Coronavirus: evidence of demand shock wave to China’s economy piles up, as South Korean exports collapse
- South Korean exports plunged 46.3 per cent in the first 10 days of May, sparking fears that a second hit to China’s economy is on the way
- Cancelled ship sailings, plunging metals exports and diverging air and sea freight rates all paint an ominous picture for the future of China’s economy
Just days after reporting surprisingly strong exports for April, evidence of tougher times ahead for China’s factories and traders is beginning to pile up.
Collapsing shipments from South Korea, plunging commodity rates, wildly fluctuating cargo costs and a hollowing out of jobs markets for major trading partners are all ominous signs for China’s industrial base, which has struggled to return to full capacity since a coronavirus-led shutdown in the first quarter.
This closely watched metric is viewed as a canary in the coal mine for global trade, since major South Korean products like smartphones, cars, ships, steel and semiconductors, form part of the backbone of the world economy.
“With global demand unlikely to recover quickly, Asia’s export-dependent economies will continue to feel the strain for many months to come,” said Alex Holmes, Asia economist at Capital Economics.
The gravity of this global demand crash was further laid bare by a succession of historically bad data releases over recent days.
The JP Morgan global composite purchasing managers’ index (PMI), a survey of the mood among manufacturing and service sector firms around the world, plunged to its lowest point in history at 26.5 in April, “far below its previous low of 36.8 in November 2008 during the global financial crisis”.
The US employment report on Friday showed 20.5 million Americans lost their jobs in April, the worst month in the report’s history, suggesting that the demand slump will continue, and that for exporters in China, the worst is yet to come.
There are also early signs that manufacturers are already making cuts to production as export orders fall.

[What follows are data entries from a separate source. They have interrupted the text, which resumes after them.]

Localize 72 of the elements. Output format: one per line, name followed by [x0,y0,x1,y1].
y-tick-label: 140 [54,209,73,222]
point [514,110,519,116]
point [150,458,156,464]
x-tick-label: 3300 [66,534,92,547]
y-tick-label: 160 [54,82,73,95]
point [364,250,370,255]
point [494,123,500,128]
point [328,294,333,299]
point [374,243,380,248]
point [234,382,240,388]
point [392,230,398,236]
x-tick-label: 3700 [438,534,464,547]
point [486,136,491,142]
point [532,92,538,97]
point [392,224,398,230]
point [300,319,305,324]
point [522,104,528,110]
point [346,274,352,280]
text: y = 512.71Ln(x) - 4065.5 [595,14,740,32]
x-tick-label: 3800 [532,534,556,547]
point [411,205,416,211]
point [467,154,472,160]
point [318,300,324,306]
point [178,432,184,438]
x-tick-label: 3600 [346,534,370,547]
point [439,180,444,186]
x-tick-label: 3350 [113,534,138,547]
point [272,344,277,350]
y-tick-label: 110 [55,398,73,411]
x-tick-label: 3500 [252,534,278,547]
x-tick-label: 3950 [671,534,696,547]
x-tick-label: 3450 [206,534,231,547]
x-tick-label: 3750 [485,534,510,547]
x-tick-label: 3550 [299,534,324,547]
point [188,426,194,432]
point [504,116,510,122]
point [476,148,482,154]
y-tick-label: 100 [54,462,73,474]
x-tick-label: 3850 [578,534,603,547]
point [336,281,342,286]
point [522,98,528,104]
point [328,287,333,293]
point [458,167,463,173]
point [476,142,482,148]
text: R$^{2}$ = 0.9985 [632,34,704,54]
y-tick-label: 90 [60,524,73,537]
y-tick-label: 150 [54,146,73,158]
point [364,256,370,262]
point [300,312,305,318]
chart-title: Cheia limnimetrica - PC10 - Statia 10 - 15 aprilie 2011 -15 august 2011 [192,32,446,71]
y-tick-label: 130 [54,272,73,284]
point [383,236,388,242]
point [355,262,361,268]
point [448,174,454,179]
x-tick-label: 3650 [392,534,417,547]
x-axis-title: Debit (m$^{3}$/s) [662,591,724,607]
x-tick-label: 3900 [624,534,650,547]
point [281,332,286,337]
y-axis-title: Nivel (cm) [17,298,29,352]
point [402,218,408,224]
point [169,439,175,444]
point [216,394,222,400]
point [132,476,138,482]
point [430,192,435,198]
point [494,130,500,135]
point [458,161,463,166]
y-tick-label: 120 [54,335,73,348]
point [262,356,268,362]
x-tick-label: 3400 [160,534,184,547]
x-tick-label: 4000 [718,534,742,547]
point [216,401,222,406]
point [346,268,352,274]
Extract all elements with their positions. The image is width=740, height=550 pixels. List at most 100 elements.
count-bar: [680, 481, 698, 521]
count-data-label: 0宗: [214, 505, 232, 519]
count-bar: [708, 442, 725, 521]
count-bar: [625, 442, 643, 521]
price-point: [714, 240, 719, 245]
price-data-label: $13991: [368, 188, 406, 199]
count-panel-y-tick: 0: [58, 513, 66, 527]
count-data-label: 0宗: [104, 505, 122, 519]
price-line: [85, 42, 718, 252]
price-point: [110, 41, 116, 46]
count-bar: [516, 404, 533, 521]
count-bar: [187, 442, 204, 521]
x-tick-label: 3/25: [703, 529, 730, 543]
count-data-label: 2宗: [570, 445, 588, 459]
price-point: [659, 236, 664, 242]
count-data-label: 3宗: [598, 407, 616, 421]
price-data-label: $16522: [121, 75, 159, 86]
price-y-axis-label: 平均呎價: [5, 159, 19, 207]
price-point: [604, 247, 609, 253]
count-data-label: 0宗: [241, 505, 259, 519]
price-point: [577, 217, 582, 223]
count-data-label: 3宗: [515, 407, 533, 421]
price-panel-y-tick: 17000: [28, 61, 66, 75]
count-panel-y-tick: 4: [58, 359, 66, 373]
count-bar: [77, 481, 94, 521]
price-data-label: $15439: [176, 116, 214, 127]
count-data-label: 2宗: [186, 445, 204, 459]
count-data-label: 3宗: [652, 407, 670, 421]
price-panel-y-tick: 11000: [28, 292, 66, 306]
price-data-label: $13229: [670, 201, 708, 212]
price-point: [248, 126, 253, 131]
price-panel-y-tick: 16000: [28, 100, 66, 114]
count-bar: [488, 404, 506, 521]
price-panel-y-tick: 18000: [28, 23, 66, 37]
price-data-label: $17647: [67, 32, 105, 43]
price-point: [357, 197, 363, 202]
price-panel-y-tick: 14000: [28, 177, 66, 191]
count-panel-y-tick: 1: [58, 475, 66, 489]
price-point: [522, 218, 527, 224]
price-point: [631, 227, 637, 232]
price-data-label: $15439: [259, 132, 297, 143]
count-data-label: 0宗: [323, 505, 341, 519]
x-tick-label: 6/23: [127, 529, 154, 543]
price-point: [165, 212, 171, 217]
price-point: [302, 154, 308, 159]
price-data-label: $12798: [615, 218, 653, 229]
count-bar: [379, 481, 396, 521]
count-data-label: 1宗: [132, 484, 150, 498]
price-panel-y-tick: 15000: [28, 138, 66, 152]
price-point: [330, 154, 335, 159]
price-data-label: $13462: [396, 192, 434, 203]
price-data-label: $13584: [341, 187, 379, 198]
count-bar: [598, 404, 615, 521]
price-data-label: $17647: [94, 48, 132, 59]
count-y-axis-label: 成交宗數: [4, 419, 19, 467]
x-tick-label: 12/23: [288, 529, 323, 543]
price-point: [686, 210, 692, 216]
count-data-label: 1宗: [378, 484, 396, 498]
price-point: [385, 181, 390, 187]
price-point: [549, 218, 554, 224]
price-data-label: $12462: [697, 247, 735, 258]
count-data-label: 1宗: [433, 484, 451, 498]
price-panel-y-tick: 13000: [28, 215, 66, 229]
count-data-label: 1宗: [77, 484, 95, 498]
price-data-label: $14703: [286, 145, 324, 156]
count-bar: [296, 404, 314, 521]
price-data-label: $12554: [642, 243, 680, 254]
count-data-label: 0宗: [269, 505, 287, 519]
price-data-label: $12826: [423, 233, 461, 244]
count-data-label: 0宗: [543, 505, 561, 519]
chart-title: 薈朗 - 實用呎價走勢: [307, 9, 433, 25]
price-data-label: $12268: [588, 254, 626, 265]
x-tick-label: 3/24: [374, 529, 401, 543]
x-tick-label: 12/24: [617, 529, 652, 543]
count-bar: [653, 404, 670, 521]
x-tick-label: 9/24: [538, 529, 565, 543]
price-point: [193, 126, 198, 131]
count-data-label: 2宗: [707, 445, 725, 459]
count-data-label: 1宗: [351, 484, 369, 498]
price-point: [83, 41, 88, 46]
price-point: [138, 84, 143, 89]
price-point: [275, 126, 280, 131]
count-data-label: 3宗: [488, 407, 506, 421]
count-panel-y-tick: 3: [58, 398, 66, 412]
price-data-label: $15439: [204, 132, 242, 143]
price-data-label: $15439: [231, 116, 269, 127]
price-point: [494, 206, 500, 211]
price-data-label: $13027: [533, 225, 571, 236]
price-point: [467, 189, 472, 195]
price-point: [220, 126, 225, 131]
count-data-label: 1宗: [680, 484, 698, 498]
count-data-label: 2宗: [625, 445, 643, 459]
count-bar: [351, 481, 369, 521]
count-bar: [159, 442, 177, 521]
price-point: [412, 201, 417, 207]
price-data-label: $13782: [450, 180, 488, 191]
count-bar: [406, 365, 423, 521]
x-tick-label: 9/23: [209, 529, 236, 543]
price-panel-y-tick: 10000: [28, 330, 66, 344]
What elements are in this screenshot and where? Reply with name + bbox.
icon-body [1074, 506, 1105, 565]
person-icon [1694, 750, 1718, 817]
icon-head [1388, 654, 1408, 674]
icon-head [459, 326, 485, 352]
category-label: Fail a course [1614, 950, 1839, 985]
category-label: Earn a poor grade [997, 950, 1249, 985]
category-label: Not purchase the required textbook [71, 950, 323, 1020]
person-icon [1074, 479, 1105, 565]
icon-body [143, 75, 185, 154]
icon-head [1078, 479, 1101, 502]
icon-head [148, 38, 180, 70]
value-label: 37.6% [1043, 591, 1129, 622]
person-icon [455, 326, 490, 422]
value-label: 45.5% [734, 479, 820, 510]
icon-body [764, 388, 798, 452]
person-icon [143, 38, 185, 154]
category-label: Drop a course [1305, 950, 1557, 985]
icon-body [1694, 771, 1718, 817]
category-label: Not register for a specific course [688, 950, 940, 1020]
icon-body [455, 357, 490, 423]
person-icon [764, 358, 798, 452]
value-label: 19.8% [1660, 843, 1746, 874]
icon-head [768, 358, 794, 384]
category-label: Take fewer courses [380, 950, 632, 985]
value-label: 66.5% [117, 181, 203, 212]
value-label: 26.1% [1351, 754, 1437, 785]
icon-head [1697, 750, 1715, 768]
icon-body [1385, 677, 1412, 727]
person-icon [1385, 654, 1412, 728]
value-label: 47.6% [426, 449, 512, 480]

The Baltic Dry Index, a daily measurement of the costs of shipping raw materials like iron ore, coal, cement and steel, has plunged in recent weeks as the global economy wobbles, a sign of weaker industrial activity in an index which is viewed as a key early indicator for manufacturing and consumption.
Copper exports from Chile, the world’s biggest producer, fell by 7.8 per cent in April, with prices suppressed due to poor demand from the world’s biggest buyer, China. The metal is used in everything from cars to power transmission equipment to smartphones, and so Chile’s exports are seen as another bellwether for global manufacturing health.
Shipping traffic is another finger on the pulse of global trade, and Stefan Holmqvist, managing director of Norman Global Logistics in Hong Kong, is seeing “38 per cent blank sailings between China and Europe” and around 30 per cent for China to the US.
“This is an extreme situation, you might usually see two to three weeks with blank [or cancelled] sailings over Lunar New Year, but this has gone on for around eight weeks,” he said. “If the carriers thought the market was coming back soon they would not be cancelling so many sailings.”
“It is too expensive to fly the usual air freight commodities, so only urgent ‘other commodities’ are being shipped, with a view that volume air cargo will move later in the year when rates decrease,” said John Peyton Burnett, managing director of the TAC Index, a tracker of air freight rates.
But the export-oriented economy still supports – either directly or indirectly – 112 million jobs, according to a study published by the Ministry of Commerce last year.